By Edward Wrong, ABC News London
As the armed conflict between Russia and Georgia over the breakaway regions of South Ossetia and Abkhazia escalates, Georgia is being forced to defend not only its borders but also its Web sites.
According to widespread reports, a number of Georgian government servers were hijacked last Thursday, just before Russia’s military intervention in the region, defacing several government Web sites and forcing others offline.
The most immediate damage was the closure of the central government site and the official Web site of Mikhail Saakashvili, the Georgian president; the takedown of the home page of the Ministry of Defense; and the defacement of the Ministry of Foreign Affairs site, which was replaced with images of Georgia's president as a Nazi, reports the Washington Post.
In a statement released on a temporary Web site hosted by Google, the Ministry of Foreign Affairs said: "A cyber-warfare campaign by Russia is seriously disrupting many Georgian Web sites, including that of the Ministry of Foreign Affairs."”
The barrage mirrors similar attacks on Estonian government sites last April -- which occurred after the widely publicized removal of a Soviet war memorial in the Estonian capital of Tallinn -- in which government, political, financial and media institutions were targeted.

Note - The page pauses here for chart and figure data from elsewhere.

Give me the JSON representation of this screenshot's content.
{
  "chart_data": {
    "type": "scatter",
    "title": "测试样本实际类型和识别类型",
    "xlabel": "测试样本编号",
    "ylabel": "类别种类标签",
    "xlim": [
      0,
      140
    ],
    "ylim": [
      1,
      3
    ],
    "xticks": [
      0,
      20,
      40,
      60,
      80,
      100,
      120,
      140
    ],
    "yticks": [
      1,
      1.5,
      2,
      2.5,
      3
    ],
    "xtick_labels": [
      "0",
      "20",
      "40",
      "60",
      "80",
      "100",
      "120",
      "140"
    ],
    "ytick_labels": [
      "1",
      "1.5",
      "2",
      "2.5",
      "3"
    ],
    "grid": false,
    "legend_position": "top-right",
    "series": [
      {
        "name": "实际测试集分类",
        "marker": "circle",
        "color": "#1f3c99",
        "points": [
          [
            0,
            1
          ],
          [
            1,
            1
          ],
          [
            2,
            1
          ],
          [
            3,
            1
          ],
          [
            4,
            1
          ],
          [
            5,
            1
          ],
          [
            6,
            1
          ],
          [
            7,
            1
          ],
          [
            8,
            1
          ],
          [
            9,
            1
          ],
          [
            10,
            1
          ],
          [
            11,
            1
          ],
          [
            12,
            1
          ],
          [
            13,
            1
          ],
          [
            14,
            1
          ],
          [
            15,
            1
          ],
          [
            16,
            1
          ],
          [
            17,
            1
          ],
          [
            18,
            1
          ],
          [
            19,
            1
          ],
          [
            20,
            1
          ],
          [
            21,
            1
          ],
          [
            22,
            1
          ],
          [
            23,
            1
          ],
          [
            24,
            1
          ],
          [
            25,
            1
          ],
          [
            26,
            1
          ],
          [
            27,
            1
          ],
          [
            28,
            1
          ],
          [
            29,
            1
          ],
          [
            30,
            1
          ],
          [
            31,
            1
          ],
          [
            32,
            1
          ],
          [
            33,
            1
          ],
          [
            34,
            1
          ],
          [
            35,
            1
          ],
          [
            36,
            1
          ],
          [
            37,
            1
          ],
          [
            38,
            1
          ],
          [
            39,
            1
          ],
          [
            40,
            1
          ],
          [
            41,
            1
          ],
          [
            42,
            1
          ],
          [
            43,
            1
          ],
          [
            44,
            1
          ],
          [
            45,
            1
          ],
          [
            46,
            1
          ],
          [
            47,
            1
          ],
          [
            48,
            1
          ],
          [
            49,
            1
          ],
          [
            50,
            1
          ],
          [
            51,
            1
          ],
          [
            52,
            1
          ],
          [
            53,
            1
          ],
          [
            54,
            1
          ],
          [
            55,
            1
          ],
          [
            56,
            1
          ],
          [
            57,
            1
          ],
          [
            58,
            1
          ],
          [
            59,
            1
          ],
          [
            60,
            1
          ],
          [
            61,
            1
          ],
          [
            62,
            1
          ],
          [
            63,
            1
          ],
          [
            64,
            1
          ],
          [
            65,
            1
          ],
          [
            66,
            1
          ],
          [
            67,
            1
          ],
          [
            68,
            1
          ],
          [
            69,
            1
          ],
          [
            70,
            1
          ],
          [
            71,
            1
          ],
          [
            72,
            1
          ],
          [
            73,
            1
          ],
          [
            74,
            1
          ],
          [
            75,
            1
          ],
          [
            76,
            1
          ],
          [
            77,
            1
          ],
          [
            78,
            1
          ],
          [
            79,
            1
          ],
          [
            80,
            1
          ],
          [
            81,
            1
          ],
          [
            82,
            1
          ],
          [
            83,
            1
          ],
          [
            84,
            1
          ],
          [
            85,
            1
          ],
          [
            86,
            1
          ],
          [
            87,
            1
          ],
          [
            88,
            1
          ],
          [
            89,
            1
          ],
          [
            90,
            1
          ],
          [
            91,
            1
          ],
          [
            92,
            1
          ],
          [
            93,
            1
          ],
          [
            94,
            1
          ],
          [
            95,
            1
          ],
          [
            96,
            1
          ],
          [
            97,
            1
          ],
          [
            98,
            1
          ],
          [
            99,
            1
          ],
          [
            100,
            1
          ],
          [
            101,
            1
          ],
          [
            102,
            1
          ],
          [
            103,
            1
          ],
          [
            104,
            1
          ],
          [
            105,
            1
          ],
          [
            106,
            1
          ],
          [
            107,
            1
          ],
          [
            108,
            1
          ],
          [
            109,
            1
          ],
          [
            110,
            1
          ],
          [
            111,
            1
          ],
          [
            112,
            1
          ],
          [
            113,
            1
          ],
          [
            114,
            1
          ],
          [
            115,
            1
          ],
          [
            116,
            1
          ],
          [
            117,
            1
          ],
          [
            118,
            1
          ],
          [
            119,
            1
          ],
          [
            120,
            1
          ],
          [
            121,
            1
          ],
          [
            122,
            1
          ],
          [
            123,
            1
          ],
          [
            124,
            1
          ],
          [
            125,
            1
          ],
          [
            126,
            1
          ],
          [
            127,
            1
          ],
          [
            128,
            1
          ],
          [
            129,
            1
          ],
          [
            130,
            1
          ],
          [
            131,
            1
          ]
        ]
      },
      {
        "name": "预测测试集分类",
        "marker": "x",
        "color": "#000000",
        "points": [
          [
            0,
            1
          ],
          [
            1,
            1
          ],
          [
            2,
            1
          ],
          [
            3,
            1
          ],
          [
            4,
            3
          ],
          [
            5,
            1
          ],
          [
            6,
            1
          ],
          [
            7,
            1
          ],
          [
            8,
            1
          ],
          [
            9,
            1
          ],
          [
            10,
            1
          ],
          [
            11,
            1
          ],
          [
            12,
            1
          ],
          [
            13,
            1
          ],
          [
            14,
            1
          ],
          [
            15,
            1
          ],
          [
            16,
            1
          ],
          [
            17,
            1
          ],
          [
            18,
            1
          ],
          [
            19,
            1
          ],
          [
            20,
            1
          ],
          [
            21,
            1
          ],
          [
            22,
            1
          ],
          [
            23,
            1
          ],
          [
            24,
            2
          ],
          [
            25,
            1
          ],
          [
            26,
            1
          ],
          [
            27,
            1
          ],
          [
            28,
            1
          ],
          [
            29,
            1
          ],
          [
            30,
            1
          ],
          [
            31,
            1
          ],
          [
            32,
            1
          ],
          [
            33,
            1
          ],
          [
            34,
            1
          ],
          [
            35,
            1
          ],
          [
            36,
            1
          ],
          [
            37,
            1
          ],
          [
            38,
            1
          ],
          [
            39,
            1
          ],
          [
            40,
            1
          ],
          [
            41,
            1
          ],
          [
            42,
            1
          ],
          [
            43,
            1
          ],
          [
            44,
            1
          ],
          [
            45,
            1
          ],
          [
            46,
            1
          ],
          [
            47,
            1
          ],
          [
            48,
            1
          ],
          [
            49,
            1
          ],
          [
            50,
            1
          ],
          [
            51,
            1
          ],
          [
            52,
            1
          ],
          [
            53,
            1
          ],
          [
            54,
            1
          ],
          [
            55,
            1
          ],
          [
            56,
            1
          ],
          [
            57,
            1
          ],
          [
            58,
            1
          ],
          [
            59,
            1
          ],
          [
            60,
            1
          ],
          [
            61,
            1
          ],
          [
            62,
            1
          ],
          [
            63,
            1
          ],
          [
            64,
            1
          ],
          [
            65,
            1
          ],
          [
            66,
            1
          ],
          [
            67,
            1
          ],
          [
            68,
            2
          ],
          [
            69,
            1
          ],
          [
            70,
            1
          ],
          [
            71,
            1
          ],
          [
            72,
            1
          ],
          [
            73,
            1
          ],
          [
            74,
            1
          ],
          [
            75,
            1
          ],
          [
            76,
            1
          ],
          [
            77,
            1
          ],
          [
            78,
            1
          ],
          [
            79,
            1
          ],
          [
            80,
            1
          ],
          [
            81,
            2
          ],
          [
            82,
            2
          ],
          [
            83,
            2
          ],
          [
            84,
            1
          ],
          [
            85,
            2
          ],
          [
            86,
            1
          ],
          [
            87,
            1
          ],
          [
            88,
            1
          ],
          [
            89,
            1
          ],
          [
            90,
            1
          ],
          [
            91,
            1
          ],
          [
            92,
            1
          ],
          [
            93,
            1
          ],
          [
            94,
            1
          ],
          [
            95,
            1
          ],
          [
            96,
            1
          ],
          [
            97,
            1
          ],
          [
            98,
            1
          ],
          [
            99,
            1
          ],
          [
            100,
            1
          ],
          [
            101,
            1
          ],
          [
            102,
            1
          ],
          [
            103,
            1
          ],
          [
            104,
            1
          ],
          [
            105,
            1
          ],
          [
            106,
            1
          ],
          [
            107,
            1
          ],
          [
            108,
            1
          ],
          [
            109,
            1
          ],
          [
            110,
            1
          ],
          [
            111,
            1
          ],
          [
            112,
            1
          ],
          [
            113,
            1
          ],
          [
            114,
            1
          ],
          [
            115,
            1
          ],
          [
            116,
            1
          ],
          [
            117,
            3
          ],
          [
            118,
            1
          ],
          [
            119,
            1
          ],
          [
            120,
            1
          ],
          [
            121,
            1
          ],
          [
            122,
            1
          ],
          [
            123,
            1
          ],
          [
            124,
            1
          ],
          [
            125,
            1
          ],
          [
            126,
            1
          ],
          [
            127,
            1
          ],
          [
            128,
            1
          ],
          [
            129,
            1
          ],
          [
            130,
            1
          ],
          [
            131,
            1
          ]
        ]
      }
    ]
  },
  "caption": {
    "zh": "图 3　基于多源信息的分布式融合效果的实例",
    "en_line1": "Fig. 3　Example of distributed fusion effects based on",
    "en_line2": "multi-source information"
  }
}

Now as then, security experts are pointing fingers at the infamous hacker syndicate known as RBN, or the Russian Business Network.
Long believed to be closely tied to elite elements in the Kremlin and the Russian Mafia, the RBN is believed to have been directly involved in or to have facilitated crimes ranging from child pornography and corporate blackmail to spam and identity theft, with revenues of upwards of nine figures, reports the Times of London. The RBN’s unscrupulousness earned it the moniker of “the baddest of the bad” from VeriSign, one of the world’s largest internet security companies.
Internet security expert Jart Armin, who runs a blog monitoring RBN activity, has published data on his site claiming that visitors to the Georgian sites had been re-routed through servers in Russia and Turkey that Armin said “are well known to be under the control of RBN and influenced by the Russian government,” according to the British newspaper The Telegraph.
Armin also told the Telegraph that German administrators had intervened over the weekend, temporarily making the Georgian sites available through servers run by Deutsche Telekom. However, hours later the sites had once again been hijacked, this time to servers based in Moscow.
The attacks last year in Estonia triggered the creation of the NATO Cyber Defence Centre in Tallinn. According to the Baltic News Service, two specialists in information security from the Estonian Computer Emergency Response Team have already been sent this afternoon to Tblisi, Georgia.
Most recently, the web site of the president of Georgia, was moved to a U.S. hosting facility, reports the AP -- just after Polish President Lech Kaczynski, gave space on his official English-language Web site to President Saakashvili, after a request from Georgia. Kaczynski states on his site that "the Russian Federation is blocking Georgian Internet portals.